Now that summer is in full swing, like many of you, I welcome more opportunities to be outdoors and enjoy the warmer weather. Summertime brings many of my favorite activities like cooking out with family and friends, afternoons on the water and simply slowing down a bit to enjoy life.
But summer months also make conditions right for dangerous storms. These potential weather events can cause destruction to our electrical system, but I want you to know that Marshall County REMC crews are ready and standing by to respond should power outages occur in our area.
When major storms knock out power, our line crews take all necessary precautions before they get to work on any downed lines. I would encourage you to also practice safety and preparedness to protect your family during major storms and outages.
The Federal Emergency Management Agency recommends the items below as a starting point for storm and disaster preparedness, but you can visit www.ready.gov for additional resources.
Stock your pantry with a three-day supply of non-perishable food, such as canned goods, energy bars, peanut butter, powdered milk, instant coffee, water and other essentials (i.e., diapers and toiletries).
Confirm that you have adequate sanitation and hygiene supplies including towelettes, soap and hand sanitizer.

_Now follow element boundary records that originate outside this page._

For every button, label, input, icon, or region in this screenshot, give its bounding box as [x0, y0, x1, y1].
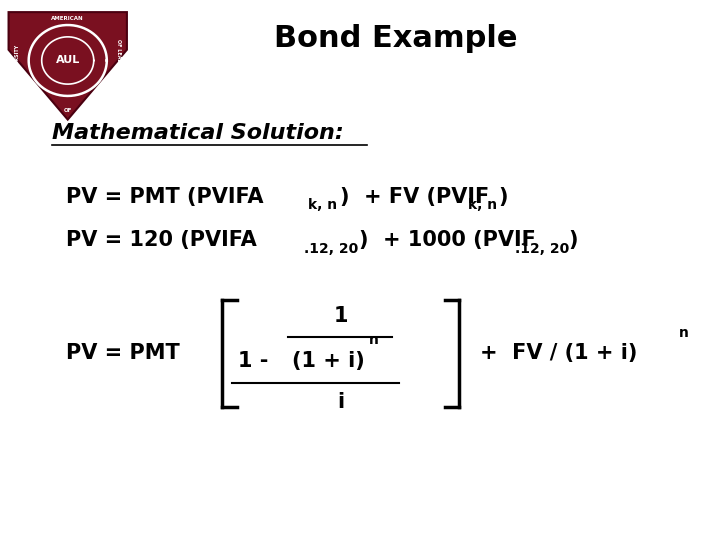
Polygon shape: [9, 12, 127, 119]
Text: )  + 1000 (PVIF: ) + 1000 (PVIF: [359, 231, 536, 251]
Text: OF: OF: [63, 109, 72, 113]
Text: 1 -: 1 -: [238, 352, 269, 372]
Text: UNIVERSITY: UNIVERSITY: [14, 44, 19, 77]
Text: k, n: k, n: [307, 198, 337, 212]
Text: (1 + i): (1 + i): [292, 352, 364, 372]
Text: i: i: [337, 392, 344, 411]
Text: AMERICAN: AMERICAN: [51, 16, 84, 21]
Text: Bond Example: Bond Example: [274, 24, 518, 53]
Text: .12, 20: .12, 20: [515, 242, 570, 256]
Text: 1: 1: [333, 306, 348, 326]
Text: OF LEADERSHIP: OF LEADERSHIP: [116, 38, 121, 83]
Text: PV = PMT (PVIFA: PV = PMT (PVIFA: [66, 187, 264, 207]
Text: n: n: [369, 333, 379, 347]
Text: PV = 120 (PVIFA: PV = 120 (PVIFA: [66, 231, 257, 251]
Text: AUL: AUL: [55, 56, 80, 65]
Text: +  FV / (1 + i): + FV / (1 + i): [480, 343, 638, 363]
Text: .12, 20: .12, 20: [304, 242, 359, 256]
Text: n: n: [679, 326, 689, 340]
Text: Mathematical Solution:: Mathematical Solution:: [52, 123, 343, 143]
Text: ): ): [568, 231, 577, 251]
Text: ): ): [498, 187, 508, 207]
Text: )  + FV (PVIF: ) + FV (PVIF: [340, 187, 489, 207]
Text: k, n: k, n: [467, 198, 497, 212]
Text: PV = PMT: PV = PMT: [66, 343, 180, 363]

Ensure your first aid kit is stocked with pain relievers, bandages and other medical essentials, and make sure your prescriptions are current.
Set aside basic household items you will need, including flashlights, batteries, a manual can opener and portable, battery-powered radio or TV.
Organize emergency supplies so they are easily accessible in one location.
In the event of a prolonged power outage, turn off major appliances, TVs, computers and other sensitive electronics. This will help avert damage from a power surge, and will also help prevent overloading the circuits during power restoration. That said, do leave one light on so you will know when power is restored. If you plan to use a small generator, make sure it’s rated to handle the amount of power you will need, and always review the manufacturer’s instructions to operate it safely.
After the storm, avoid downed power lines and walking through flooded areas where power lines could be submerged. Allow ample room for utility crews to safely perform their jobs, including on your property.
Advance planning for severe storms or other emergencies can reduce stress and anxiety caused by the weather event and can lessen the impact of the storm’s effects. Sign up for NOAA emergency alerts and warnings.
I hope we don’t experience severe storms this summer, but we can never predict Mother Nature’s plans. At Marshall County REMC we recommend that you act today because there is power in planning. From our co-op family to yours, we hope you have a safe and wonderful summer.